Stoacıların vurgusunu yaptığı bir diğer konu ise anı yaşamaktır. Onlar, kişinin her zaman anda kalması gerektiğini söylerler. Geriye ya da ileriye bakıp zaman kaybetmek boşunadır. Der ki Seneca: “Vaktinden önce mutsuz olma!” Çünkü bir acıyı düşünmek acıyı yaşamaktan daha fazla acıtacaktır insanın canını. O yüzden kişi daima bulunduğu ana odaklanmalıdır.

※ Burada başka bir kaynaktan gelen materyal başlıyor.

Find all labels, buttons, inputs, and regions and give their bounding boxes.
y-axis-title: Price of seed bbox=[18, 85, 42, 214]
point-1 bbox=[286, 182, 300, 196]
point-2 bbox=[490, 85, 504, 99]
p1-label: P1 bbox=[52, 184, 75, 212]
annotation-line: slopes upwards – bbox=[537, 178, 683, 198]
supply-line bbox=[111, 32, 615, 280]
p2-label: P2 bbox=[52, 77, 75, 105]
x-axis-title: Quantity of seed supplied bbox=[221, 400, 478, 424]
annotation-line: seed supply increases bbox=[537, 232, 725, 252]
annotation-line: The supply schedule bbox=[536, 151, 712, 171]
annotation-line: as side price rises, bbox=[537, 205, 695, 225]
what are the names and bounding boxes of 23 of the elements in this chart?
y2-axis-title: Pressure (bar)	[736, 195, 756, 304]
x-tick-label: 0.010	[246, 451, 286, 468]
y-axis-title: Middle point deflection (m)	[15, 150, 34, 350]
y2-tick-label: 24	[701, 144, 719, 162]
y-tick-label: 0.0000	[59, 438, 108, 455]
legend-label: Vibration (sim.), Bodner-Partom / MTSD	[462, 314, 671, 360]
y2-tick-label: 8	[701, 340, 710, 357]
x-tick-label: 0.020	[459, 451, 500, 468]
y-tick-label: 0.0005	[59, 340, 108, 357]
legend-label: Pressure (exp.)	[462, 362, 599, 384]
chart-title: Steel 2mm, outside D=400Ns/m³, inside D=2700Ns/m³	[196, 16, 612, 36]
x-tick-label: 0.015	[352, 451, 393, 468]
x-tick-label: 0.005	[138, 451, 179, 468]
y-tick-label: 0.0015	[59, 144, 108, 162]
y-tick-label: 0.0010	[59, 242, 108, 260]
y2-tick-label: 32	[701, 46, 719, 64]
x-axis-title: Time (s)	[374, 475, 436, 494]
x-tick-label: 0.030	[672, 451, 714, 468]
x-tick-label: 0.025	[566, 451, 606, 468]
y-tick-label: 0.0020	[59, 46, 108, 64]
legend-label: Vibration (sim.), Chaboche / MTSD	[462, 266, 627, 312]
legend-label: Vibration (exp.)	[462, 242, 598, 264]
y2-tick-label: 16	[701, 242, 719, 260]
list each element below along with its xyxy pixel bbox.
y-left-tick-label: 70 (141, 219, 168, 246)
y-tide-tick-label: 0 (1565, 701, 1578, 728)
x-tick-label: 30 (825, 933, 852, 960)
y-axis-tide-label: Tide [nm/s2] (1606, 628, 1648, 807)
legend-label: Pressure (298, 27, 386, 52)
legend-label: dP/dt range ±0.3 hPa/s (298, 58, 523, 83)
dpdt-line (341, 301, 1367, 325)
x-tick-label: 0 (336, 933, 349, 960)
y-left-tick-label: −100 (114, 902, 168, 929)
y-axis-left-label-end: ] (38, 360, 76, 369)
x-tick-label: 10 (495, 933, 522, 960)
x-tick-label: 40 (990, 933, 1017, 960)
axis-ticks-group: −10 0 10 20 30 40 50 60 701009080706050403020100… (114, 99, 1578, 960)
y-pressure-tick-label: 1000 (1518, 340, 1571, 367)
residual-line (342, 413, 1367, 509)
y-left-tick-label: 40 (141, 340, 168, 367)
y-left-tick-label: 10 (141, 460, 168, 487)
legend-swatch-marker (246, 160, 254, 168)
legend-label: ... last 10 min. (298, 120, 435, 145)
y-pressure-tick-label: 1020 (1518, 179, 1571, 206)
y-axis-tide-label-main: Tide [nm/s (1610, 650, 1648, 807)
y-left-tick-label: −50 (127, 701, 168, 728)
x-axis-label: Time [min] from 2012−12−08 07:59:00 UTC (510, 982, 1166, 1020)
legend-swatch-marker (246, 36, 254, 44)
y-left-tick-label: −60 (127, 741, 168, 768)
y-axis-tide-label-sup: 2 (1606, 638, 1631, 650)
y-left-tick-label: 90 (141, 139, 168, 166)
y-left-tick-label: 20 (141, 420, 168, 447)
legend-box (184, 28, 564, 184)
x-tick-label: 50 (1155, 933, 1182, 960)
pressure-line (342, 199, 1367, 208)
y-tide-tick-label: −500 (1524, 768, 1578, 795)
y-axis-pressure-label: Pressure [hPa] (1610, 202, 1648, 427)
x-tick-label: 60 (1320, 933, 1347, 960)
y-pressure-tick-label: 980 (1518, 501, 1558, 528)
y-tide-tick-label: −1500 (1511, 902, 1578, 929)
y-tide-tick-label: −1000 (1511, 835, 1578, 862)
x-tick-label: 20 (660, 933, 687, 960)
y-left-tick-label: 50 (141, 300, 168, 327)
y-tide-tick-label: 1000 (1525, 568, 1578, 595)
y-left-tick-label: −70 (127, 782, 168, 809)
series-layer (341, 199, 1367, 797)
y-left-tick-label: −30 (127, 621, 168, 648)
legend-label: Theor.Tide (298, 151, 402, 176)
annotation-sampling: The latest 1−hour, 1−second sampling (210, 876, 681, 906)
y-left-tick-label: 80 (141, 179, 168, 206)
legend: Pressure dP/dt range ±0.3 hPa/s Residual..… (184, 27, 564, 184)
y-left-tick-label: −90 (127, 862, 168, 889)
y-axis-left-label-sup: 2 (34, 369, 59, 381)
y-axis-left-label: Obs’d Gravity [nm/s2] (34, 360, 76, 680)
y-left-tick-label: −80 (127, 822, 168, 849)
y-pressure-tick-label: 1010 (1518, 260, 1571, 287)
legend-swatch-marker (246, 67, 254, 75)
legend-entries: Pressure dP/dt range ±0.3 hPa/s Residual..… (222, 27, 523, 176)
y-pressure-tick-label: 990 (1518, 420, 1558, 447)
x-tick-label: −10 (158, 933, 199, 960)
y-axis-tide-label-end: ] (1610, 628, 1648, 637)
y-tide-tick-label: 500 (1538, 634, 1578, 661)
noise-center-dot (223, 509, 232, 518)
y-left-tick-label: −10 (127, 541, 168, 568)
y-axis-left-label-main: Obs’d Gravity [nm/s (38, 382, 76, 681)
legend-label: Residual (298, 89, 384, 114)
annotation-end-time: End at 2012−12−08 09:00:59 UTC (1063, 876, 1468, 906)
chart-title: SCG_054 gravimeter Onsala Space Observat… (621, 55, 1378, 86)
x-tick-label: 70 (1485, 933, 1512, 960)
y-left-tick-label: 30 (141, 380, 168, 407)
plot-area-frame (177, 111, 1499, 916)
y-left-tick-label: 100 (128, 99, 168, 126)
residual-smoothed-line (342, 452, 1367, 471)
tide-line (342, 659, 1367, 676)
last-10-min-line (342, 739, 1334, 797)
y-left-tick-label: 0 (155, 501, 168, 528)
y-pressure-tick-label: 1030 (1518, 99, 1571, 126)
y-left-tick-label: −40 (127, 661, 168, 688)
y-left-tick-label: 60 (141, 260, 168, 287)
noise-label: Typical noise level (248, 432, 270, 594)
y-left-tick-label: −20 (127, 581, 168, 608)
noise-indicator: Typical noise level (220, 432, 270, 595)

Yaşamını tümüyle tasarımlayarak, kendini iç düzensizliğine düşürme. Ne denli büyük ve ne denli çok sayıda sıkıntılarla karşılaşabileceğini hesaplama. Ama, karşılaşacağın bir sıkıntılı durumda: ‘Dayanılamayacak ne ve katlanılamayacak ne var bu olayda?’ diye soruver kendine. Kızarırdın, gerçekten bunu açıklamak zorunda kalsaydın. Ne geçmişin ne de geleceğin, hep şimdiki zamanın yükünü taşımakta olduğunu da anımsa. Şimdiki zamansa kısadır.

(Marcus Aurelius)

Tüm bunlar birlikte düşünüldüğünde görülecektir ki mutluluk kişinin elindedir. Birey, yaşadığı ‘anda’, içinde bulunduğu koşullar her ne olursa olsun erdemli olmayı bırakmamalı, daima iyiyi düşünmelidir. Anlaşılacaktır ki en dayanılmaz gelen durumlar bile geçecektir, elimizde kalacak olan sadece o hallerde ne yaptığımız, nasıl tepki verdiğimiz olacaktır. Kişi, Stoacı filozofların görüşleriyle aydınlatacak olursa yolunu, doğa ile tam uyum içinde, başına gelenlere karşı çıkmadan, onlarla birlikte yaşamayı öğrenecektir. O zaman, mutluluğun tadına da varacaktır.

Hayatında olup biten şeylerin dilediğin şekilde olmasını dileme.

Nasıl oluyorsa öyle olmasını arzu et!

Böyle davranırsan her daim mutlu olursun.

(Epiktetos)

Epiktetos’un, Marcus’un, Seneca’nın ve diğer Stoacıların yolunuza yoldaş olması dileğiyle… Erdemler eşliğinde mutluluk daima sizinle olsun.

Kaynakça:

Brun, J. (1997). Stoa Felsefesi. (Çev.Medar Atıcı). İstanbul:İletişim Yayınları.

Gökberk M. (1993). Felsefe Tarihi. İstanbul:Remzi Kitabevi.

İyi S. (2019). Etik. Eskişehir: T.C. Anadolu Üniversitesi Yayını No:2356. Açıköğretim Fakültesi No:1353.

Öztürk F. (2017). Geç Dönem Stoa Felsefesinde Yaşam Sanatı Olarak Etik Anlayışı. Malatya:İnönü Üniversitesi Kültür ve Sanat Dergisi

Aslan A. (2008). İlkçağ Felsefe Tarihi. İstanbul: Bilgi Yayıncılık.